Her forehead fell to Vincent’s chest and his heart broke for her as each wrenching sob made her body shake between them. Such a caring woman shouldn’t feel so much pain, hold it all in like that.

He’d suspected for a while that she still believed she was at fault for Patterson’s accident. They’d talked about it the day of the funeral, but neither of them had been sure she was really processing what they were saying. The guilt he felt now had more to do with letting this go on as long as it had.

“It is my fault. If I hadn’t agreed to let him get me supper, he wouldn’t have been on that side of town.”

Vincent cupped her jaw in his hands and tilted her face so she looked into his eyes. “Doll, listen.

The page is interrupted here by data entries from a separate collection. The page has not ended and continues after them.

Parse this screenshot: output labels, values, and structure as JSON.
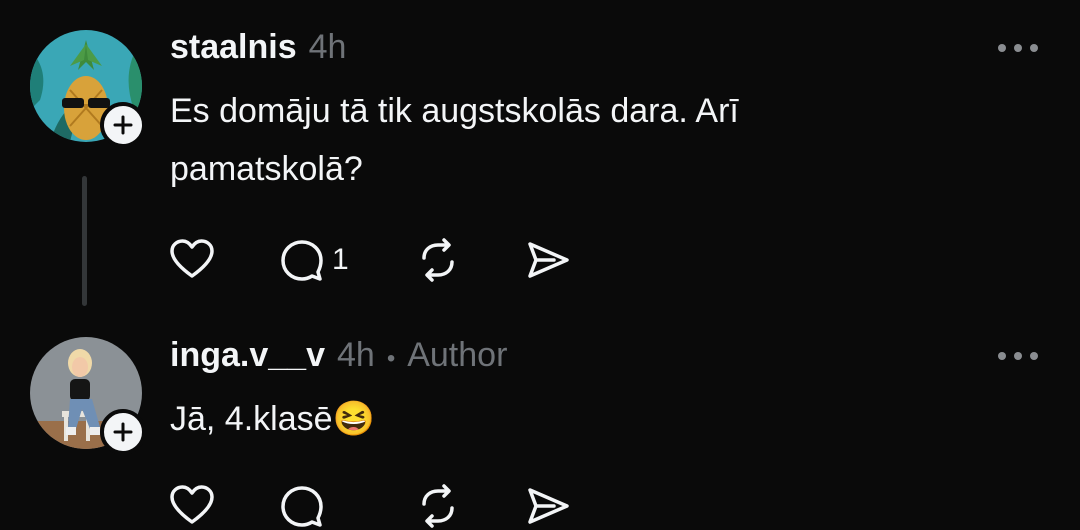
{
  "replies": [
    {
      "username": "staalnis",
      "time": "4h",
      "author_badge": "",
      "text": "Es domāju tā tik augstskolās dara. Arī pamatskolā?",
      "actions": {
        "reply_count": "1"
      }
    },
    {
      "username": "inga.v__v",
      "time": "4h",
      "separator": "•",
      "author_badge": "Author",
      "text": "Jā, 4.klasē😆",
      "actions": {
        "reply_count": ""
      }
    }
  ],
  "icons": {
    "like": "heart-icon",
    "reply": "comment-icon",
    "repost": "repost-icon",
    "share": "send-icon",
    "more": "more-icon",
    "follow": "plus-icon"
  },
  "colors": {
    "background": "#0a0a0a",
    "text": "#f3f5f7",
    "muted": "#6f7378",
    "thread_line": "#333638"
  }
}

The driver of that truck chose to text while driving. That’s an open-and-shut case. He’s the one facing involuntary manslaughter charges. He’s the one who should be losing sleep at night, not you. Never you.”

James nodded. “Come sit in the living room, Leah. We need to talk this out and there’s no sense in doing it standing in the kitchen.”

“It’s getting late,” Leah said, swiping her cheeks as they directed her to the couch. Vincent could see her desperately trying to put the wall back up but more tears kept sliding down her cheeks.

Making a decision his brother might not fully agree with, Vincent said, “Fluff, it’s not even nine yet. Don’t tuck tail and run now—” James cast him a frown.

She turned to him with devastation in her eyes and shoved ineffectually at his chest. “I said don’t call me that!”

“I think you need to hear it. Patterson would be so pissed off if he could see what’s happening to you. He’d want to kick our asses for letting it continue this long. This guilt you carry around is eating you. You didn’t cost him his life.”

“What’s at the heart of this? Really?” James asked, squeezing her shoulder.